Melville turned and walked away, his shoulders hunched, his head down. He bumped into someone and did not notice.

Aching for him, confused and angry, Rathbone hurried after him, determined at the least to find him a hansom and see that he was not harried or abused any further. He caught up with him and escorted him as far as the back entrance. He glared at a couple of men who would have approached Melville, and strode past them, knocking one aside roughly.

At the curb he all but commandeered a hansom and half threw Melville up into it, giving the driver Melville's address and passing him up a more than generous fare.

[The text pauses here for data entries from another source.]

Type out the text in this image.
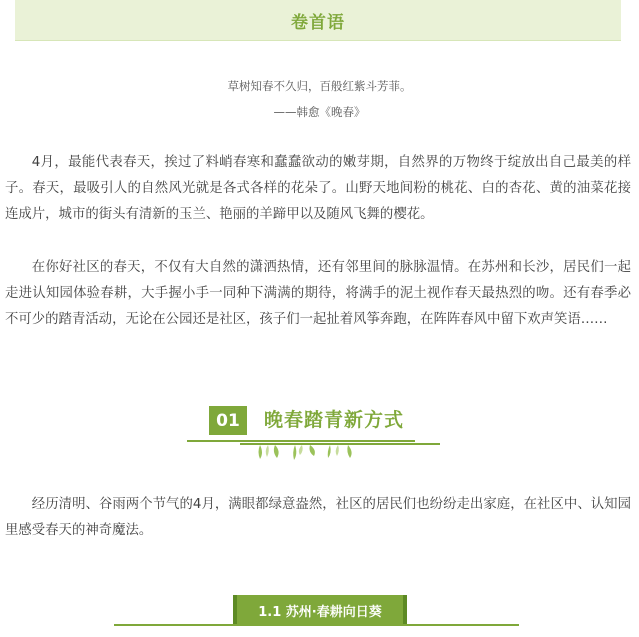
卷首语
草树知春不久归，百般红紫斗芳菲。
——韩愈《晚春》

4月，最能代表春天，挨过了料峭春寒和蠢蠢欲动的嫩芽期，自然界的万物终于绽放出自己最美的样子。春天，最吸引人的自然风光就是各式各样的花朵了。山野天地间粉的桃花、白的杏花、黄的油菜花接连成片，城市的街头有清新的玉兰、艳丽的羊蹄甲以及随风飞舞的樱花。

在你好社区的春天，不仅有大自然的潇洒热情，还有邻里间的脉脉温情。在苏州和长沙，居民们一起走进认知园体验春耕，大手握小手一同种下满满的期待，将满手的泥土视作春天最热烈的吻。还有春季必不可少的踏青活动，无论在公园还是社区，孩子们一起扯着风筝奔跑，在阵阵春风中留下欢声笑语……

01	晚春踏青新方式

经历清明、谷雨两个节气的4月，满眼都绿意盎然，社区的居民们也纷纷走出家庭，在社区中、认知园里感受春天的神奇魔法。

1.1 苏州·春耕向日葵
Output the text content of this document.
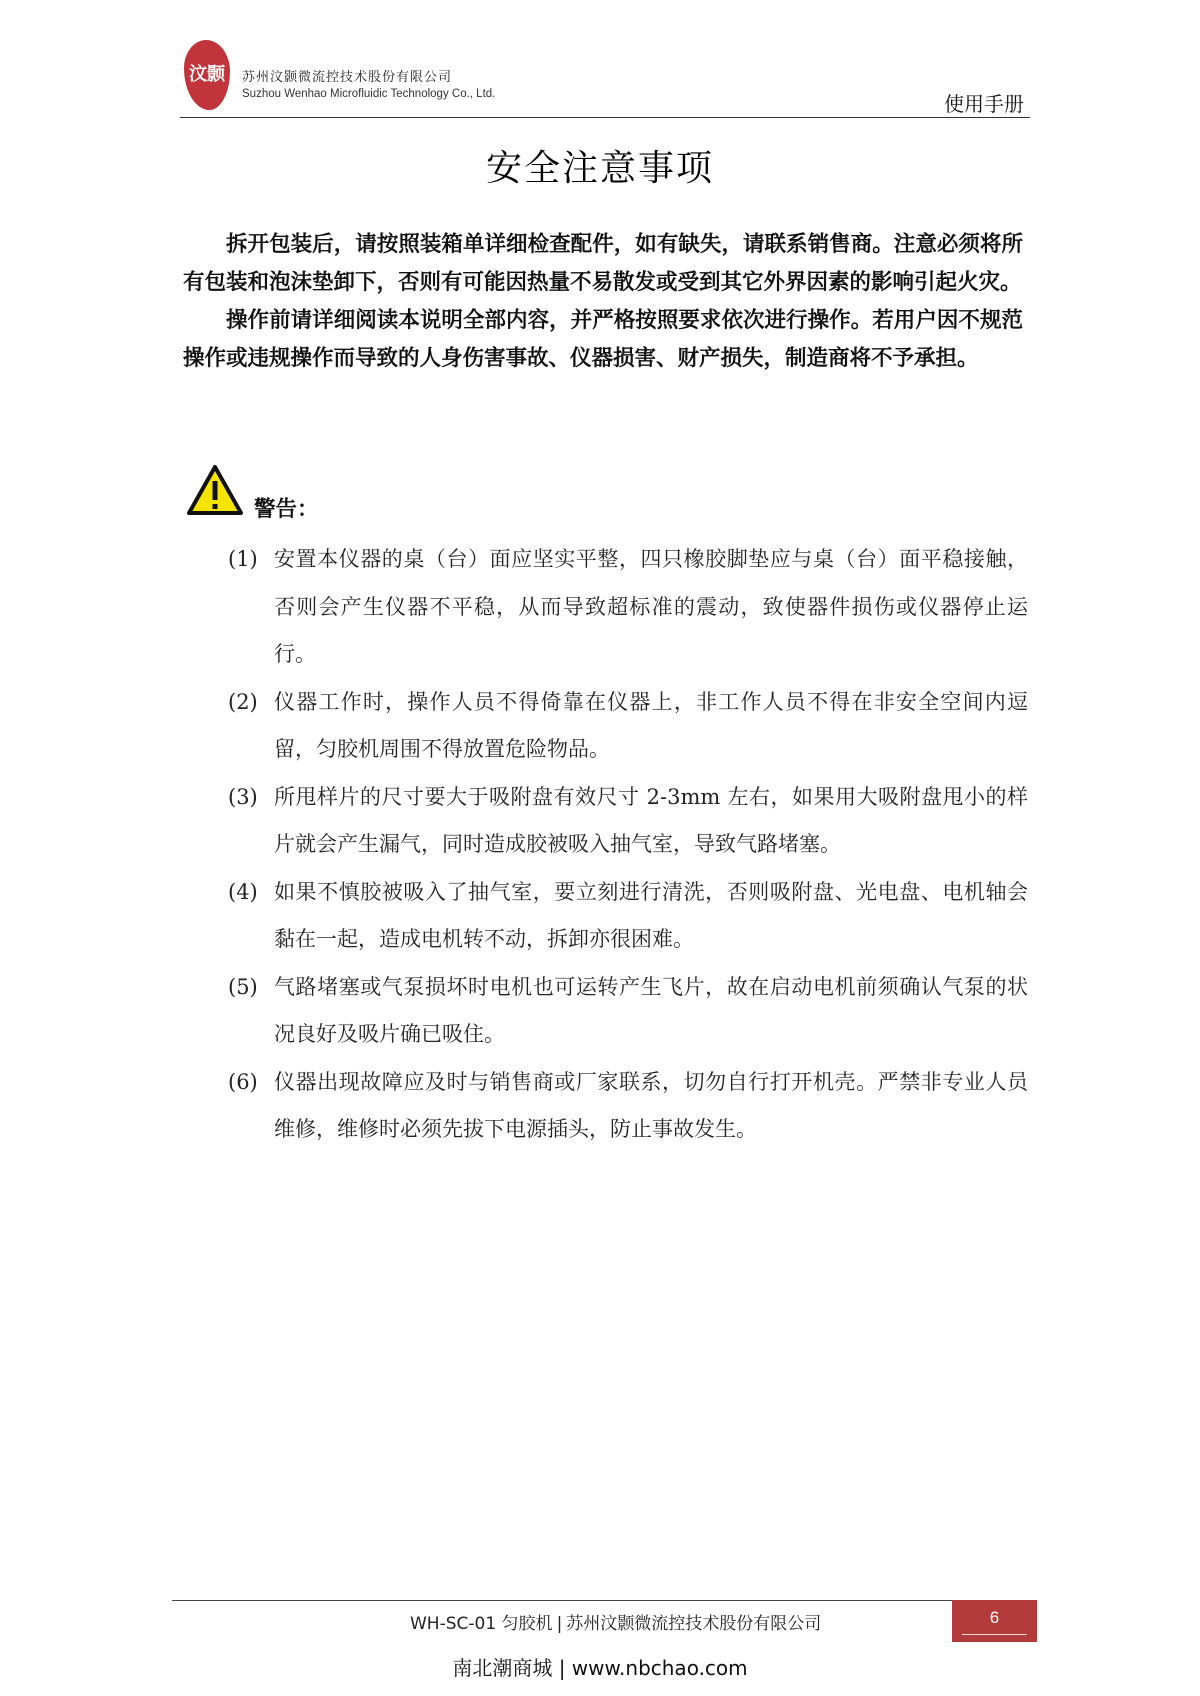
汶颢	苏州汶颢微流控技术股份有限公司
Suzhou Wenhao Microfluidic Technology Co., Ltd.	使用手册
安全注意事项

拆开包装后，请按照装箱单详细检查配件，如有缺失，请联系销售商。注意必须将所有包装和泡沫垫卸下，否则有可能因热量不易散发或受到其它外界因素的影响引起火灾。

操作前请详细阅读本说明全部内容，并严格按照要求依次进行操作。若用户因不规范操作或违规操作而导致的人身伤害事故、仪器损害、财产损失，制造商将不予承担。

警告：
(1) 安置本仪器的桌（台）面应坚实平整，四只橡胶脚垫应与桌（台）面平稳接触，否则会产生仪器不平稳，从而导致超标准的震动，致使器件损伤或仪器停止运行。
(2) 仪器工作时，操作人员不得倚靠在仪器上，非工作人员不得在非安全空间内逗留，匀胶机周围不得放置危险物品。
(3) 所甩样片的尺寸要大于吸附盘有效尺寸 2-3mm 左右，如果用大吸附盘甩小的样片就会产生漏气，同时造成胶被吸入抽气室，导致气路堵塞。
(4) 如果不慎胶被吸入了抽气室，要立刻进行清洗，否则吸附盘、光电盘、电机轴会黏在一起，造成电机转不动，拆卸亦很困难。
(5) 气路堵塞或气泵损坏时电机也可运转产生飞片，故在启动电机前须确认气泵的状况良好及吸片确已吸住。
(6) 仪器出现故障应及时与销售商或厂家联系，切勿自行打开机壳。严禁非专业人员维修，维修时必须先拔下电源插头，防止事故发生。
WH-SC-01 匀胶机 | 苏州汶颢微流控技术股份有限公司	6
南北潮商城 | www.nbchao.com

When the cab was safely on its way, he went back into the courthouse having no idea what he was going to do the next day. When the case resumed he would have to try to find something to change the present opinion. What was there? The last witness had turned the balance beyond redeeming. His only hope was to attack, but what good could that do now? Melville was ruined whatever the result. The only possible advantage would be to save him something financially. And perhaps Barton Lambert, at least, might be willing to do that. He had no need of money.

Rathbone's last hope of achieving that by force, if he could not by appeal to clemency, would be to know something about Lambert, or his family, which Lambert would very much prefer to have kept in silence.

But if Monk could not find it within the next twelve hours, then there was nothing left.

Personally, Rathbone would advise Melville to leave England and try to build his career in some other country where the scandal would not follow him or where they had a more liberal view towards men's private lives. There certainly were such places, and his genius was international, unlike language. Thank God he was not a poet!

Ahead of him, Zillah Lambert was standing next to her parents. He recognized her first, seeing her bright hair, its luxuriant waves catching the light from the lamps above her. She still looked bemused, uncertain about the bustle'and clatter around her, like an animal caught in a strange place. He had seen people shocked like that many times. These halls had witnessed so much human agony too raw to be disguised by any dignity or self-protection, too new yet to have found a mask.

Sacheverall walked up to them, still smiling.

Delphine saw him and her expression immediately altered to one of charm and gratitude.